Portfolio concentration

Post-2010, the Score 8-9 basket averaged about 50 stocks per year. Earlier decades had thinner coverage. The portfolio carries meaningful concentration risk in the early sample, less so post-2010.


When It Works and When It Struggles

Works as an avoidance filter: - Removing Score 0-2 stocks lifts the value-universe CAGR by 2.8% per year. - Score 0-2 stocks experienced a -71.9% max drawdown. Avoiding that hole alone justifies the screen.

Struggles as a selector: - Score 8-9 stocks trail the unfiltered value universe by -1.6% per year. - Speculative recoveries (1990s, 2020-22) reward beaten-down low-score stocks more than improving high-score ones.

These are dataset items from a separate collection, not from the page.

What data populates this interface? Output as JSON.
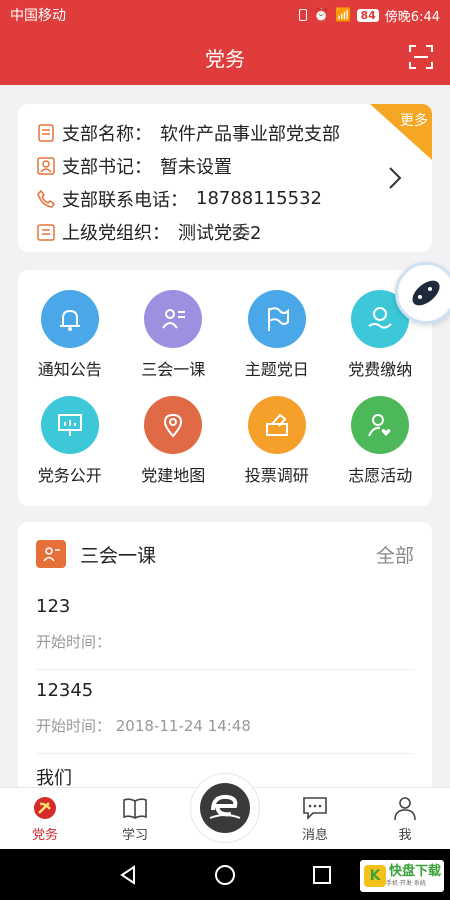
{
  "status_bar": {
    "carrier": "中国移动",
    "battery": "84",
    "time": "傍晚6:44"
  },
  "header": {
    "title": "党务"
  },
  "branch": {
    "name_label": "支部名称：",
    "name_value": "软件产品事业部党支部",
    "secretary_label": "支部书记：",
    "secretary_value": "暂未设置",
    "phone_label": "支部联系电话：",
    "phone_value": "18788115532",
    "parent_label": "上级党组织：",
    "parent_value": "测试党委2",
    "more_label": "更多"
  },
  "menu": {
    "items": [
      {
        "label": "通知公告",
        "color": "#4aa8e8",
        "icon": "bell-icon"
      },
      {
        "label": "三会一课",
        "color": "#9e8fe0",
        "icon": "meeting-icon"
      },
      {
        "label": "主题党日",
        "color": "#4aa8e8",
        "icon": "flag-icon"
      },
      {
        "label": "党费缴纳",
        "color": "#3cc8d8",
        "icon": "payment-icon"
      },
      {
        "label": "党务公开",
        "color": "#3cc8d8",
        "icon": "presentation-icon"
      },
      {
        "label": "党建地图",
        "color": "#e06a45",
        "icon": "map-icon"
      },
      {
        "label": "投票调研",
        "color": "#f5a02a",
        "icon": "vote-icon"
      },
      {
        "label": "志愿活动",
        "color": "#4cb85a",
        "icon": "volunteer-icon"
      }
    ]
  },
  "meetings": {
    "title": "三会一课",
    "all_label": "全部",
    "items": [
      {
        "name": "123",
        "time": "开始时间："
      },
      {
        "name": "12345",
        "time": "开始时间：  2018-11-24 14:48"
      },
      {
        "name": "我们",
        "time": ""
      }
    ]
  },
  "tabbar": {
    "tabs": [
      {
        "label": "党务"
      },
      {
        "label": "学习"
      },
      {
        "label": "消息"
      },
      {
        "label": "我"
      }
    ]
  },
  "watermark": {
    "text": "快盘下载",
    "char": "K",
    "sub": "手机·开发·系统"
  },
  "colors": {
    "brand_red": "#e03c3c",
    "ribbon_orange": "#f5a623"
  }
}
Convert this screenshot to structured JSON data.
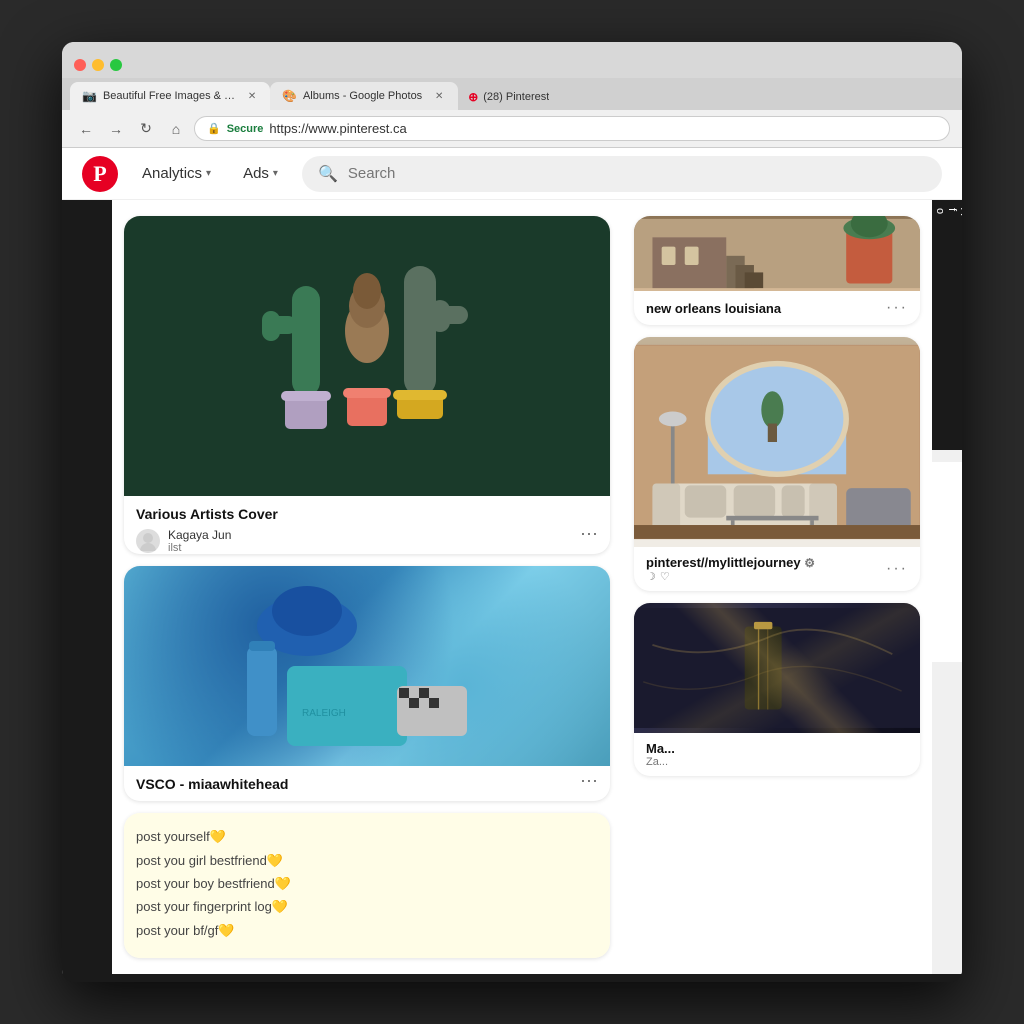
{
  "browser": {
    "tabs": [
      {
        "id": "tab1",
        "label": "Beautiful Free Images & Pictur...",
        "icon": "camera-icon",
        "active": true
      },
      {
        "id": "tab2",
        "label": "Albums - Google Photos",
        "icon": "photos-icon",
        "active": false
      },
      {
        "id": "tab3",
        "label": "(28) Pinterest",
        "icon": "pinterest-icon",
        "active": false
      }
    ],
    "address": {
      "secure_label": "Secure",
      "url": "https://www.pinterest.ca"
    }
  },
  "pinterest": {
    "header": {
      "logo_letter": "P",
      "nav_items": [
        {
          "label": "Analytics",
          "has_dropdown": true
        },
        {
          "label": "Ads",
          "has_dropdown": true
        }
      ],
      "search_placeholder": "Search"
    },
    "pins": {
      "col1": [
        {
          "id": "pin1",
          "type": "illustration",
          "title": "Various Artists Cover",
          "author_name": "Kagaya Jun",
          "author_subtitle": "ilst"
        },
        {
          "id": "pin2",
          "type": "photo",
          "title": "VSCO - miaawhitehead"
        },
        {
          "id": "pin3",
          "type": "text",
          "lines": [
            "post yourself💛",
            "post you girl bestfriend💛",
            "post your boy bestfriend💛",
            "post your fingerprint log💛",
            "post your bf/gf💛"
          ]
        }
      ],
      "right": [
        {
          "id": "rpin1",
          "type": "place",
          "title": "new orleans louisiana"
        },
        {
          "id": "rpin2",
          "type": "interior",
          "title": "pinterest//mylittlejourney",
          "has_gear": true,
          "has_heart": true
        },
        {
          "id": "rpin3",
          "type": "marble",
          "title": "Ma...",
          "subtitle": "Za..."
        }
      ],
      "far_right": [
        {
          "id": "frpin1",
          "type": "dark",
          "partial_text": "A",
          "partial_text2": "fo"
        }
      ]
    }
  }
}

The market cap constraint matters. Piotroski's original research focused on small and micro-cap value stocks, where the F-Score effect was strongest. Our $1B market cap threshold restricts the universe to large-cap value, where the effect is documented to be weakest. Institutional coverage, analyst attention, and market efficiency all reduce the informational advantage of the F-Score in large caps.


Run This Screen Yourself

The current Piotroski screen for US stocks is live on Ceta Research:

cetaresearch.com/data-explorer

The screen runs on live FMP data. Results update as new annual filings come in.

Reproduce the backtest

Full backtest code is on GitHub: ceta-research/backtests

git clone https://github.com/ceta-research/backtests.git
cd backtests
pip install -r requirements.txt
export CR_API_KEY="your_key_here"

# Run the Piotroski screen on current data
python3 piotroski/screen.py

# Run the full backtest
python3 piotroski/backtest.py --preset us --verbose

Limitations

Large-cap bias. The $1B market cap floor puts this squarely in large-cap territory. Piotroski's original edge was strongest in small and micro caps where information asymmetry is greatest. Our results understate the effect as documented in the academic literature.

Backward-looking. The F-Score measures what happened last year. It doesn't predict disruption, regulatory changes, or competitive shifts.

Equal weighting of criteria. A 0.1% improvement in gross margin gets the same point as doubling cash flow. Not all improvements are equal.

Underperformance vs SPY. Score 8-9 trails the S&P 500 by 3.31% per year. If you can buy an index fund, the F-Score doesn't help your CAGR in large-cap US.

Concentration risk. With smaller stock counts in earlier years, single-stock outcomes can move the annual return substantially.

No sector balancing. The screen doesn't control for sector concentration. Some years may over-weight a single industry.


References

  • Piotroski, J. (2000). "Value Investing: The Use of Historical Financial Statement Information to Separate Winners from Losers." Journal of Accounting Research, 38 (suppl.), 1-41.
  • Asness, C., Frazzini, A. & Pedersen, L. (2019). "Quality Minus Junk." Review of Accounting Studies, 24(1), 34-112.
  • Fama, E. & French, K. (1993). "Common Risk Factors in the Returns on Stocks and Bonds." Journal of Financial Economics, 33(1), 3-56.

Data: Ceta Research, FMP financial data. US exchanges (NYSE, NASDAQ, AMEX). Backtest: 1997-2024 (28 years), annual rebalance (April 1), equal weight, value universe (bottom 20% P/B, market cap > $1B). Transaction costs: 0.1-0.5% per trade (size-tiered). Next-day close (MOC) execution. Data quality guards: phantom holiday rows removed, individual stock returns filtered for adjClose artifacts.